FIFAワールドカップ ジャッジリプレイで取り上げたのは、日本vsコスタリカの70分のシーンだ。
守田英正の縦パスを浅野拓磨がワンタッチで繋いで伊東純也へ。切り返してドリブルで運ぶとしたところで、カルボに倒されてファウルとなった。主審は日本にフリーキックを与えた上で、カルボにはイエローカードを提示した。
しかしリプレイで確認すると、カルボのプレーは決定的な得点機の阻止「DOGSO」でレッドカードが提示されてもおかしくないように思われた。しかしVARの介入はなく、イエローカードのままとなったが、この判定は妥当だったのか?
日本中が「レッドカードだ」と叫んだであろうシーンについて、平畠啓史はDOGSOの4つの要件に触れてこのように見解を述べた。
「距離は、シュートを打てる距離。方向もゴールに向かってます。あのファウルがなければボールのコントロールもできたでしょう。ただ、相手守備者の数や位置によってどうか。僕が見る限り、うつしているカメラの角度によってはドリブルでいけたと思うし、いけなかったとも思う。なのでどちらとも言えるとも思います」
一方で原博実氏は「レッドカード」との見解を示した。
「確かに色々な見方によって両サイドは絞ってきていた。だけど(両サイドの相手選手が)来たとしても、(伊東が先にボールに)触れている。さらに、これだけの決定機で引っ張っている。その行為自体が赤だと思う」
レフェリングのプロたちによる見解はどうだろう?深野悦子氏は「全く同じで私も80(%でレッドカード)です」という。リアルタイムで見た状況では「SPA(相手の大きなチャンスとなる攻撃を阻止すること)」だと思ったようだが、リプレイで検証してみると「レッドに近いプレー。ホールディングであることを考えるとそう(レッドカード)だなと」と、退場処分でもおかしくないプレーだと判断したようだ。

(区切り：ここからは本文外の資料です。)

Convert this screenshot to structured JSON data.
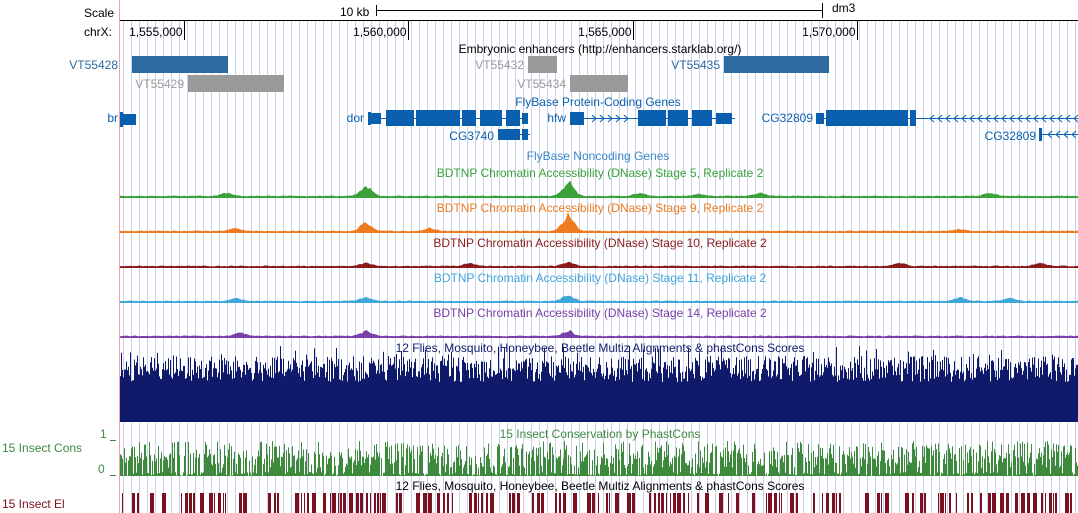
{
  "header": {
    "scale_label": "Scale",
    "scale_bar_label": "10 kb",
    "assembly": "dm3",
    "chrom_label": "chrX:",
    "ruler": [
      {
        "label": "1,555,000",
        "pos": 1555000
      },
      {
        "label": "1,560,000",
        "pos": 1560000
      },
      {
        "label": "1,565,000",
        "pos": 1565000
      },
      {
        "label": "1,570,000",
        "pos": 1570000
      }
    ]
  },
  "colors": {
    "enhancer_dark": "#2d6aa0",
    "enhancer_gray": "#9a9a9a",
    "gene_blue": "#0a5fae",
    "stage5": "#3aa13a",
    "stage9": "#f07b1e",
    "stage10": "#8b1a1a",
    "stage11": "#3fa6d8",
    "stage14": "#7b3fa8",
    "multiz": "#101a6a",
    "phastcons": "#3d8a3d",
    "elements": "#7a1020",
    "grid_line": "#c8d2ee",
    "guide_red": "#f4a0a0"
  },
  "tracks": {
    "enhancers": {
      "title": "Embryonic enhancers (http://enhancers.starklab.org/)",
      "items": [
        {
          "name": "VT55428",
          "style": "dark"
        },
        {
          "name": "VT55429",
          "style": "gray"
        },
        {
          "name": "VT55432",
          "style": "gray"
        },
        {
          "name": "VT55434",
          "style": "gray"
        },
        {
          "name": "VT55435",
          "style": "dark"
        }
      ]
    },
    "coding_genes": {
      "title": "FlyBase Protein-Coding Genes",
      "items": [
        {
          "name": "br"
        },
        {
          "name": "dor"
        },
        {
          "name": "CG3740"
        },
        {
          "name": "hfw"
        },
        {
          "name": "CG32809"
        },
        {
          "name": "CG32809"
        }
      ]
    },
    "noncoding_genes": {
      "title": "FlyBase Noncoding Genes"
    },
    "dnase": [
      {
        "title": "BDTNP Chromatin Accessibility (DNase) Stage 5, Replicate 2",
        "color": "#3aa13a"
      },
      {
        "title": "BDTNP Chromatin Accessibility (DNase) Stage 9, Replicate 2",
        "color": "#f07b1e"
      },
      {
        "title": "BDTNP Chromatin Accessibility (DNase) Stage 10, Replicate 2",
        "color": "#8b1a1a"
      },
      {
        "title": "BDTNP Chromatin Accessibility (DNase) Stage 11, Replicate 2",
        "color": "#3fa6d8"
      },
      {
        "title": "BDTNP Chromatin Accessibility (DNase) Stage 14, Replicate 2",
        "color": "#7b3fa8"
      }
    ],
    "multiz": {
      "title": "12 Flies, Mosquito, Honeybee, Beetle Multiz Alignments & phastCons Scores"
    },
    "phastcons": {
      "title": "15 Insect Conservation by PhastCons",
      "side_label": "15 Insect Cons",
      "axis_top": "1",
      "axis_bottom": "0"
    },
    "elements": {
      "title": "12 Flies, Mosquito, Honeybee, Beetle Multiz Alignments & phastCons Scores",
      "side_label": "15 Insect El"
    }
  }
}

それでは家本政明氏の見解はどうなのか。「サポーター・家本は300%赤。そりゃそうでしょう。思わず言っちゃいましたよ、本田圭佑みたいに。『赤やろー!』って」と笑いを誘う。
しかし実際にレフェリー視点だと若干違うようだ。ポイントに挙げたのはカバーに入った両サイドの選手の位置だ。

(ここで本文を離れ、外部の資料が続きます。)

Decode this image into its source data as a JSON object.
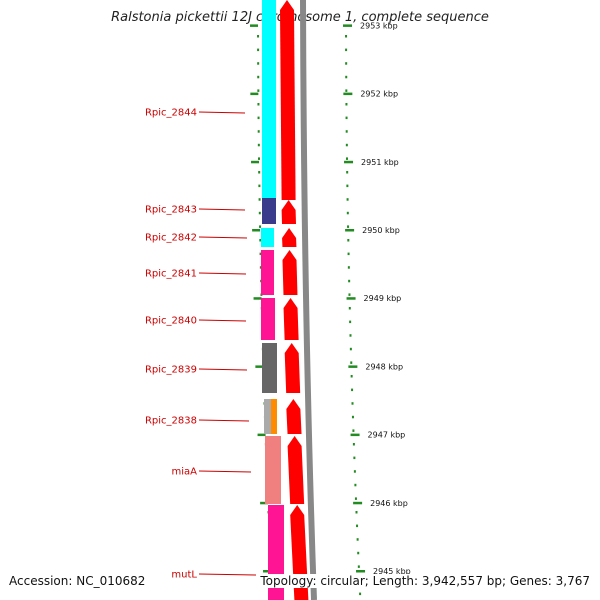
{
  "title": "Ralstonia pickettii 12J chromosome 1, complete sequence",
  "footer": {
    "accession": "Accession: NC_010682",
    "summary": "Topology: circular; Length: 3,942,557 bp; Genes: 3,767"
  },
  "scale": {
    "unit": "kbp",
    "ticks": [
      {
        "kbp": 2953,
        "label": "2953 kbp"
      },
      {
        "kbp": 2952,
        "label": "2952 kbp"
      },
      {
        "kbp": 2951,
        "label": "2951 kbp"
      },
      {
        "kbp": 2950,
        "label": "2950 kbp"
      },
      {
        "kbp": 2949,
        "label": "2949 kbp"
      },
      {
        "kbp": 2948,
        "label": "2948 kbp"
      },
      {
        "kbp": 2947,
        "label": "2947 kbp"
      },
      {
        "kbp": 2946,
        "label": "2946 kbp"
      },
      {
        "kbp": 2945,
        "label": "2945 kbp"
      }
    ]
  },
  "genes": [
    {
      "name": "Rpic_2844",
      "color": "#00ffff"
    },
    {
      "name": "Rpic_2843",
      "color": "#3b3b8c"
    },
    {
      "name": "Rpic_2842",
      "color": "#00ffff"
    },
    {
      "name": "Rpic_2841",
      "color": "#ff1493"
    },
    {
      "name": "Rpic_2840",
      "color": "#ff1493"
    },
    {
      "name": "Rpic_2839",
      "color": "#666666"
    },
    {
      "name": "Rpic_2838",
      "color": "#aaaaaa"
    },
    {
      "name": "",
      "color": "#ff8c00"
    },
    {
      "name": "miaA",
      "color": "#f08080"
    },
    {
      "name": "mutL",
      "color": "#ff1493"
    }
  ],
  "colors": {
    "strand_arrow": "#ff0000",
    "label_text": "#cc0000",
    "minor_tick": "#228B22",
    "backbone": "#888888"
  }
}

「伊東選手へのファウルがなかった時に対応できるのか。大外の選手は間に合うかもしれないが、その可能性は薄い。そうなると内側の選手。彼が伊東選手に対応できるかをどうみるかで赤なのかそうでないのかが決まる。競技規則的な解釈をすると(内側の選手が)対応できるかなと。なので真っ赤ではないと思う。レッドの可能性は60〜70%で、イエローとした主審の判定も尊重できる。VARも介入しなかったのはそういう判断だろうというのが仮説です」
そのほかグループルーグの中から3つのシーンを選出。カタールvsエクアドルをもとに半自動オフサイドテクノロジーを解説、イングランドvsイラン、ポルトガルvsガーナで話題となった判定を深掘り解説した。